6 Met toepassing van artikel 8:75 van de Awb veroordeelt de rechtbank het college in de proceskosten van de REC. Overeenkomstig het bepaalde in het Besluit proceskosten bestuursrecht bedragen de proceskosten van de REC € 874,00 terzake van door een derde beroepsmatig verleende rechtsbijstand (beroepschrift één punt; verschijnen ter zitting één punt; gewicht van de zaak: gemiddeld; waarde per punt € 437,00).
Beslissing
De rechtbank:
in de zaak 10/1960:
- verklaart het beroep, voor zover ingediend door de Stichting, niet-ontvankelijk;
- verklaart het beroep, voor zover ingediend door de omwonenden, ongegrond.
in de zaak 10/2026:
- verklaart het beroep ongegrond.
in de zaak 10/2030:
- verklaart het beroep van Afvalsturing niet-ontvankelijk;
- verklaart het beroep van de REC gegrond;
- vernietigt het bestreden besluit, voorzover aangevochten;
- bepaalt dat het college het griffierecht van € 298,00 aan de REC vergoedt;
- veroordeelt het college in de proceskosten van de REC tot een bedrag van € 874,00.
Aldus gegeven door mr.
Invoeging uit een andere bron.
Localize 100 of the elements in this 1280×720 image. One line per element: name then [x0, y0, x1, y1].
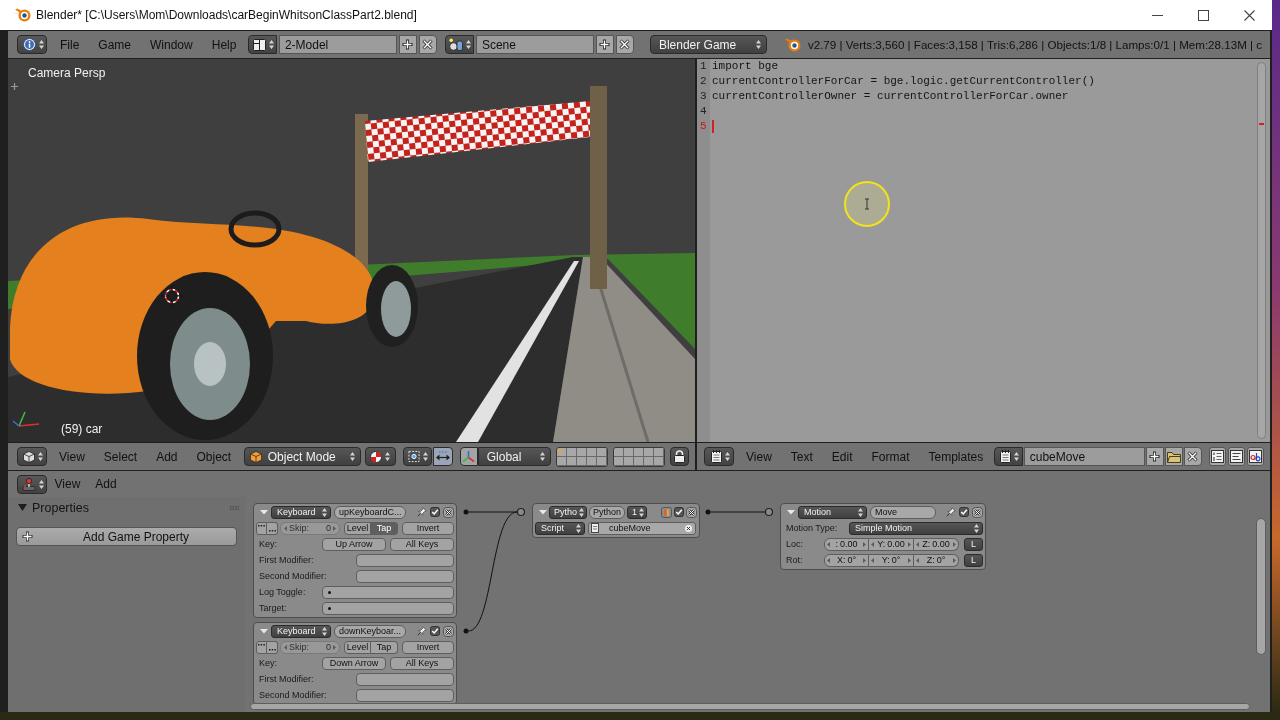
layer-button[interactable]: [586, 456, 597, 466]
modifier-field[interactable]: [356, 569, 454, 583]
layer-button[interactable]: [566, 447, 577, 457]
interaction-mode-dropdown[interactable]: Object Mode: [243, 447, 361, 466]
menu-item[interactable]: Window: [140, 35, 203, 54]
left-arrow-icon[interactable]: [827, 557, 830, 563]
modifier-field[interactable]: [356, 688, 454, 702]
menu-item[interactable]: Game: [88, 35, 141, 54]
pin-icon[interactable]: [946, 507, 956, 517]
left-arrow-icon[interactable]: [827, 541, 830, 547]
layer-button[interactable]: [643, 447, 654, 457]
actuator-type-dropdown[interactable]: Motion: [798, 505, 867, 519]
layer-button[interactable]: [613, 456, 624, 466]
menu-item[interactable]: View: [49, 447, 95, 466]
disclosure-triangle-icon[interactable]: [18, 503, 27, 512]
left-arrow-icon[interactable]: [916, 557, 919, 563]
pulse-button[interactable]: [267, 640, 278, 654]
disclosure-triangle-icon[interactable]: [539, 508, 547, 516]
output-socket-icon[interactable]: [463, 509, 469, 515]
input-socket-icon[interactable]: [764, 507, 774, 517]
invert-button[interactable]: Invert: [402, 521, 454, 535]
pulse-button[interactable]: [256, 521, 267, 535]
bars-icon[interactable]: [661, 506, 672, 518]
text-block-button[interactable]: [993, 447, 1023, 466]
menu-item[interactable]: File: [50, 35, 89, 54]
sensor-type-dropdown[interactable]: Keyboard: [271, 505, 331, 519]
menu-item[interactable]: Help: [202, 35, 246, 54]
menu-item[interactable]: View: [47, 474, 88, 494]
active-checkbox[interactable]: [430, 507, 440, 517]
layer-button[interactable]: [623, 447, 634, 457]
controller-name-field[interactable]: Python: [589, 505, 625, 519]
close-icon[interactable]: [443, 506, 454, 518]
menu-item[interactable]: Format: [862, 447, 919, 466]
syntax-highlight-toggle[interactable]: [1246, 447, 1264, 466]
pin-icon[interactable]: [417, 626, 427, 636]
number-field[interactable]: Y: 0°: [869, 553, 914, 567]
left-arrow-icon[interactable]: [871, 557, 874, 563]
word-wrap-toggle[interactable]: [1227, 447, 1245, 466]
level-button[interactable]: Level: [344, 521, 371, 535]
right-arrow-icon[interactable]: [863, 557, 866, 563]
output-socket-icon[interactable]: [463, 628, 469, 634]
screen-layout-field[interactable]: 2-Model: [278, 35, 397, 54]
level-button[interactable]: Level: [344, 640, 371, 654]
close-icon[interactable]: [686, 506, 697, 518]
input-socket-icon[interactable]: [516, 507, 526, 517]
editor-type-button[interactable]: [17, 474, 47, 494]
layer-button[interactable]: [596, 447, 607, 457]
layer-button[interactable]: [653, 456, 664, 466]
number-field[interactable]: : 0.00: [824, 537, 869, 551]
render-engine-dropdown[interactable]: Blender Game: [649, 35, 767, 54]
pulse-button[interactable]: [267, 521, 278, 535]
editor-type-button[interactable]: [17, 35, 47, 54]
number-field[interactable]: Z: 0°: [914, 553, 959, 567]
tap-button[interactable]: Tap: [371, 640, 398, 654]
add-button[interactable]: [398, 35, 417, 54]
menu-item[interactable]: Add: [87, 474, 125, 494]
sensor-type-dropdown[interactable]: Keyboard: [271, 624, 331, 638]
modifier-field[interactable]: [356, 553, 454, 567]
active-checkbox[interactable]: [959, 507, 969, 517]
number-field[interactable]: Z: 0.00: [914, 537, 959, 551]
sensor-name-field[interactable]: downKeyboar...: [334, 624, 406, 638]
output-socket-icon[interactable]: [705, 509, 711, 515]
controller-type-dropdown[interactable]: Pytho: [549, 505, 587, 519]
text-scrollbar[interactable]: [1257, 62, 1266, 439]
layer-button[interactable]: [633, 456, 644, 466]
sensor-name-field[interactable]: upKeyboardC...: [334, 505, 406, 519]
text-editor-area[interactable]: 1 2 3 4 5 import bge currentControllerForCar = bge.logic.getCurrentController() currentControllerOwner = currentControllerForCar.owner: [697, 59, 1270, 442]
menu-item[interactable]: Object: [187, 447, 241, 466]
left-arrow-icon[interactable]: [871, 541, 874, 547]
layer-button[interactable]: [613, 447, 624, 457]
layer-button[interactable]: [623, 456, 634, 466]
actuator-name-field[interactable]: Move: [870, 505, 936, 519]
key-select-button[interactable]: Down Arrow: [322, 656, 386, 670]
layer-button[interactable]: [633, 447, 644, 457]
scene-field[interactable]: Scene: [475, 35, 594, 54]
close-icon[interactable]: [972, 506, 983, 518]
vertical-scrollbar[interactable]: [1256, 518, 1266, 655]
horizontal-scrollbar[interactable]: [250, 703, 1250, 710]
line-numbers-toggle[interactable]: [1208, 447, 1226, 466]
lock-button[interactable]: [669, 447, 689, 466]
right-arrow-icon[interactable]: [953, 557, 956, 563]
clear-icon[interactable]: [685, 524, 692, 532]
close-icon[interactable]: [443, 625, 454, 637]
add-button[interactable]: [595, 35, 614, 54]
tap-button[interactable]: Tap: [371, 521, 398, 535]
new-text-button[interactable]: [1145, 447, 1164, 466]
state-dropdown[interactable]: 1: [627, 505, 647, 519]
pulse-button[interactable]: [256, 640, 267, 654]
text-name-field[interactable]: cubeMove: [1023, 447, 1145, 466]
motion-type-dropdown[interactable]: Simple Motion: [849, 521, 983, 535]
local-toggle[interactable]: L: [964, 553, 983, 567]
right-arrow-icon[interactable]: [863, 541, 866, 547]
layer-button[interactable]: [643, 456, 654, 466]
add-game-property-button[interactable]: Add Game Property: [16, 527, 237, 546]
shading-dropdown[interactable]: [364, 447, 396, 466]
disclosure-triangle-icon[interactable]: [260, 627, 268, 635]
menu-item[interactable]: Edit: [822, 447, 862, 466]
menu-item[interactable]: Add: [146, 447, 187, 466]
editor-type-button[interactable]: [17, 447, 47, 466]
delete-button[interactable]: [1183, 447, 1202, 466]
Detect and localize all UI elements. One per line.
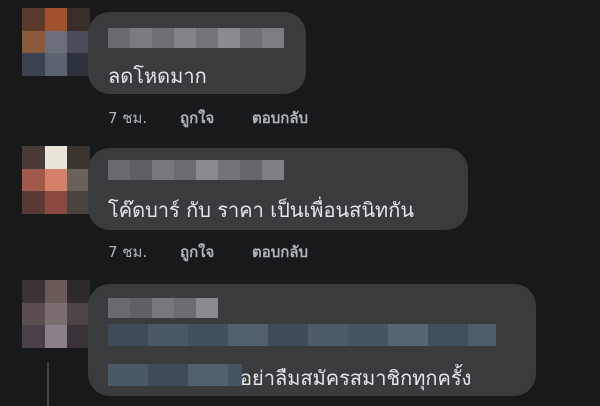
comment-actions: 7 ชม. ถูกใจ ตอบกลับ: [108, 240, 408, 261]
thread-line: [47, 362, 49, 406]
pixelated-text-line: [108, 324, 496, 346]
avatar[interactable]: [22, 8, 90, 76]
avatar[interactable]: [22, 280, 90, 348]
comment-bubble: อย่าลืมสมัครสมาชิกทุกครั้ง: [88, 284, 536, 396]
comment-text: ลดโหดมาก: [108, 64, 207, 88]
avatar[interactable]: [22, 146, 90, 214]
reply-button[interactable]: ตอบกลับ: [252, 106, 308, 130]
author-name-pixelated[interactable]: [108, 160, 284, 180]
like-button[interactable]: ถูกใจ: [180, 106, 214, 130]
author-name-pixelated[interactable]: [108, 298, 218, 318]
timestamp[interactable]: 7 ชม.: [108, 240, 147, 264]
like-button[interactable]: ถูกใจ: [180, 240, 214, 264]
comment-text: โค๊ดบาร์ กับ ราคา เป็นเพื่อนสนิทกัน: [108, 198, 414, 222]
author-name-pixelated[interactable]: [108, 28, 284, 48]
comment-bubble: โค๊ดบาร์ กับ ราคา เป็นเพื่อนสนิทกัน: [88, 148, 468, 230]
pixelated-text-line: [108, 364, 242, 386]
comment-actions: 7 ชม. ถูกใจ ตอบกลับ: [108, 106, 408, 127]
comment-bubble: ลดโหดมาก: [88, 12, 306, 94]
comment-text: อย่าลืมสมัครสมาชิกทุกครั้ง: [240, 366, 472, 390]
reply-button[interactable]: ตอบกลับ: [252, 240, 308, 264]
timestamp[interactable]: 7 ชม.: [108, 106, 147, 130]
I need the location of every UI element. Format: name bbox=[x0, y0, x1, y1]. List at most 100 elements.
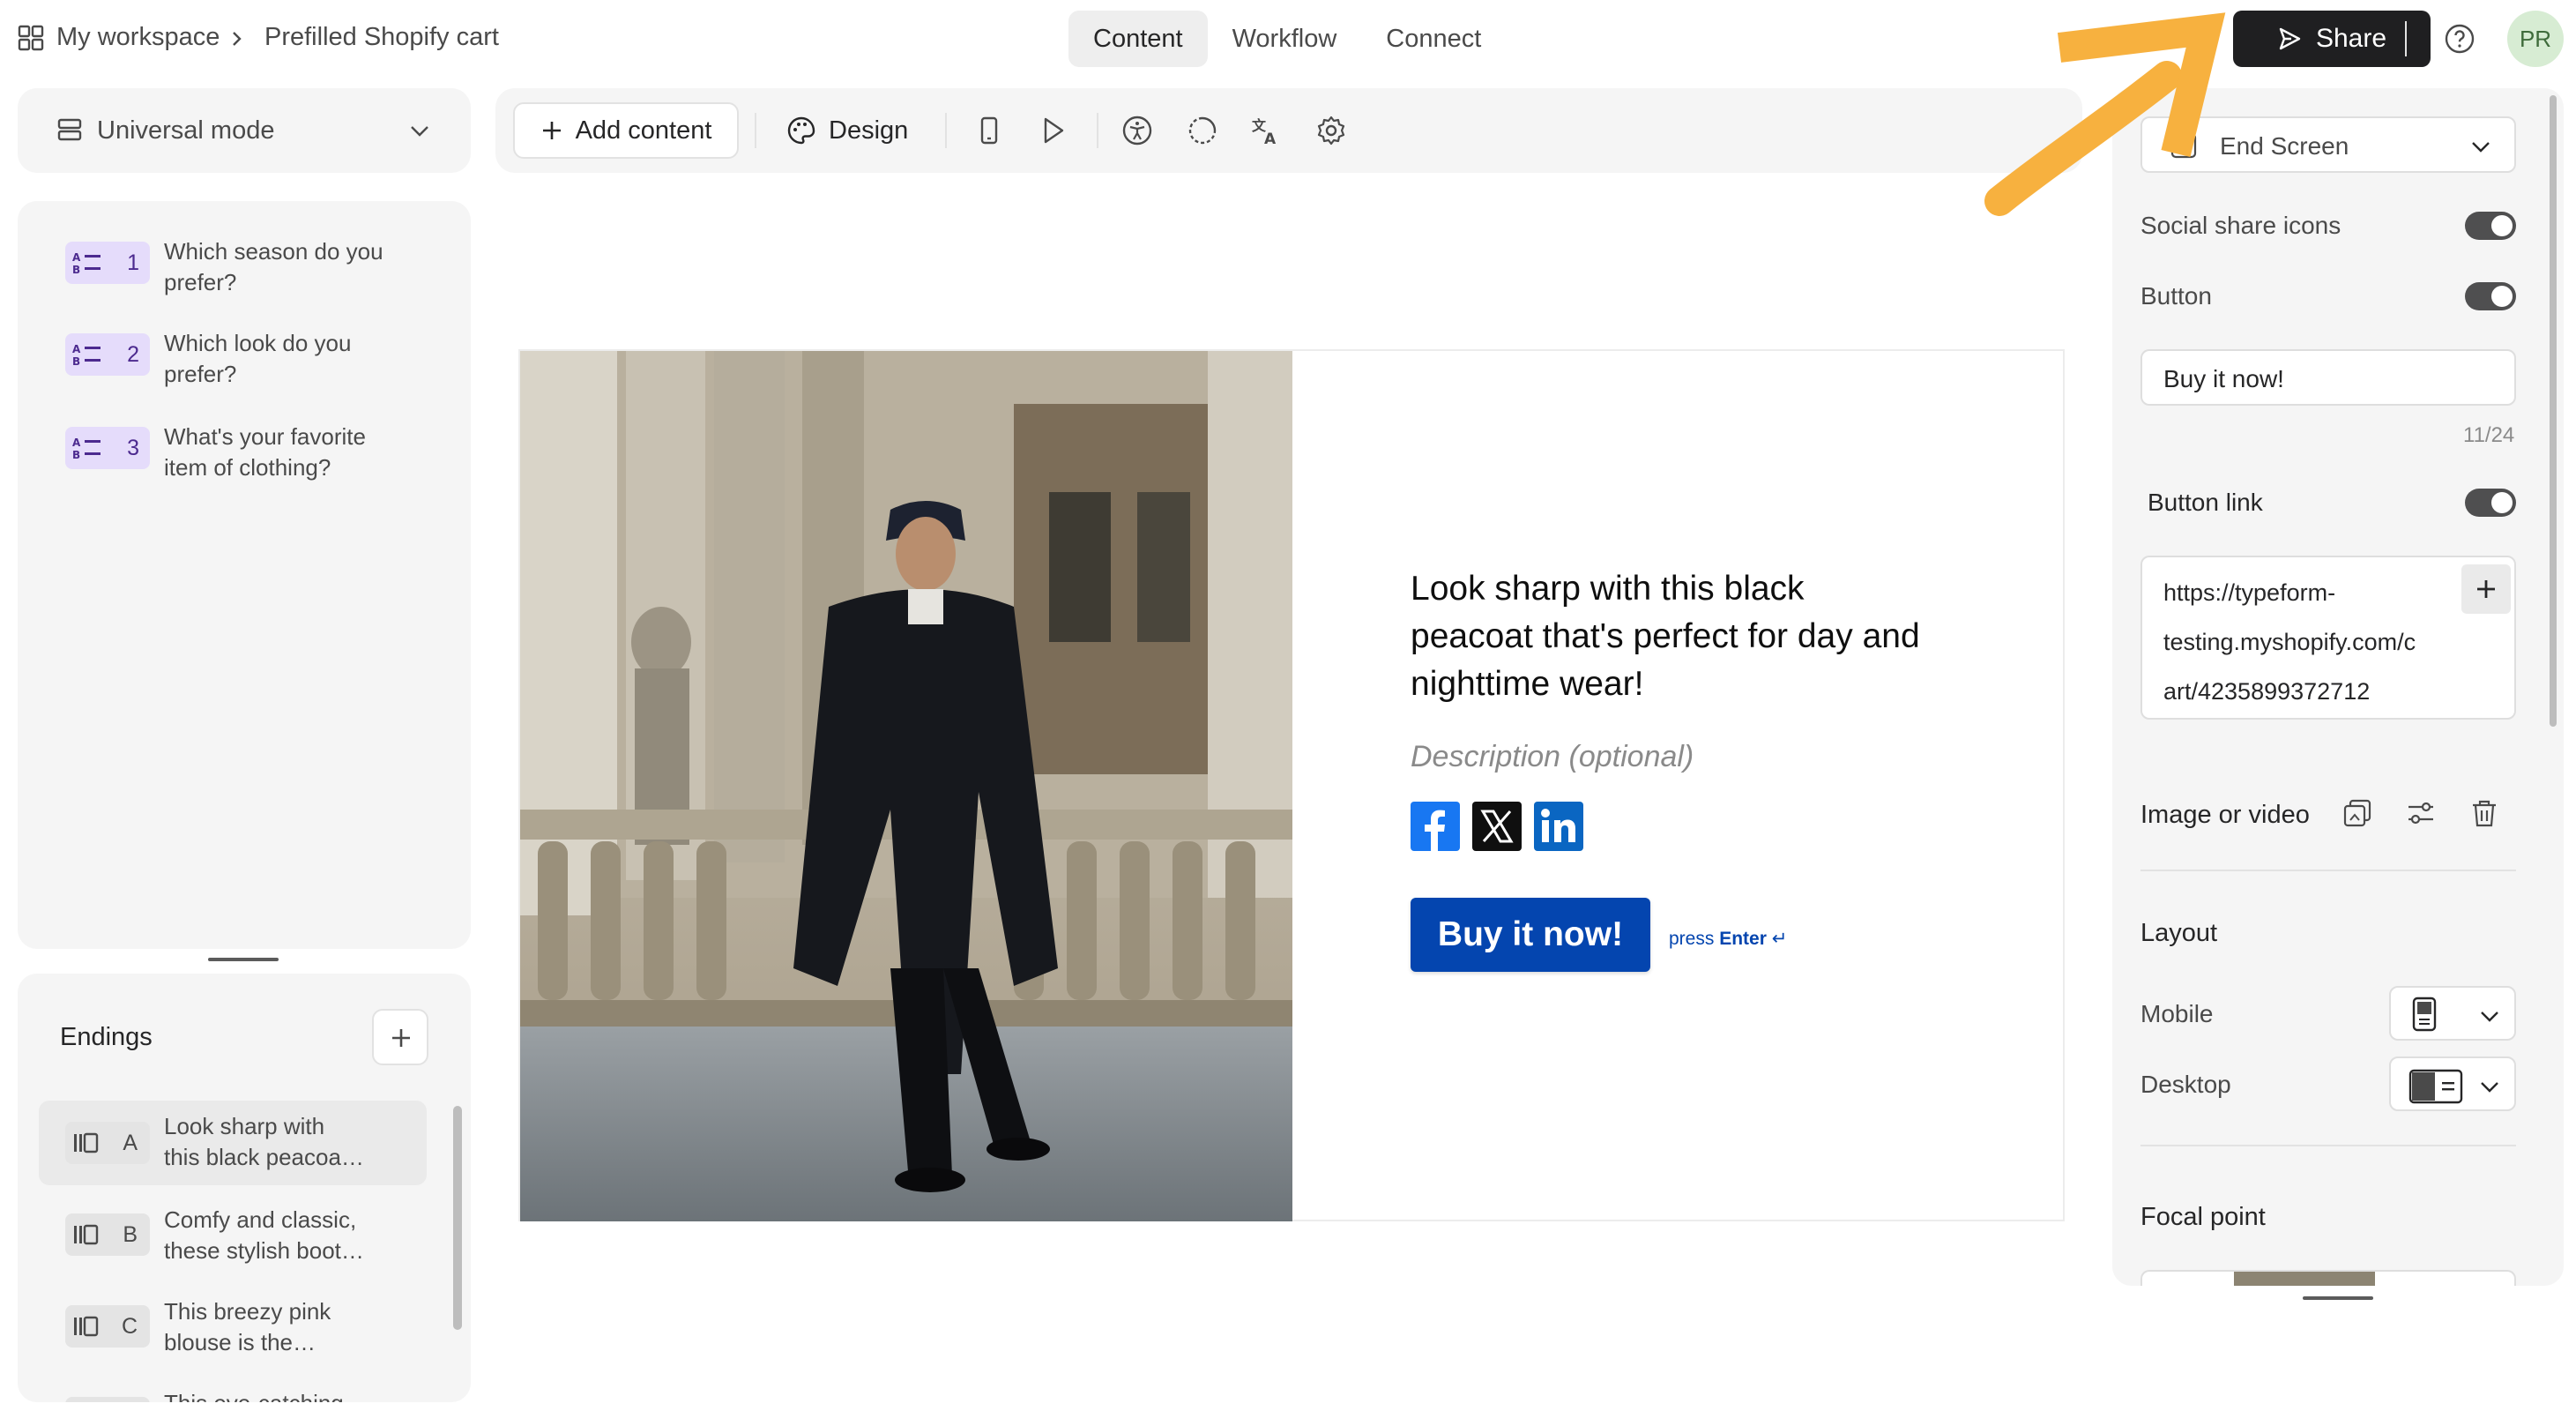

P.G. Wijtsma, voorzitter, en door mrs. J.S. van der Kolk en E.M. Visser, rechters, in tegenwoordigheid van mr. T. Hoekstra als griffier. De beslissing is uitgesproken in het openbaar op 25 mei 2011.
w.g. T. Hoekstra
w.g. P.G. Wijtsma
Rechtsmiddel
Tegen deze uitspraak staat voor partijen hoger beroep open. Gelijke bevoegdheid komt toe aan andere belanghebbenden, zulks behoudens het bepaalde in artikel 6:13 juncto artikel 6:24 van de Awb.
Indien u daarvan gebruik wenst te maken dient u binnen zes weken na de dag van verzending van de uitspraak een brief (beroepschrift) alsmede een afschrift van deze uitspraak te zenden aan:
de Afdeling bestuursrechtspraak van de Raad van State
Postbus 20019
2500 EA Den Haag
In het beroepschrift vermeldt u waarom u de uitspraak niet juist vindt.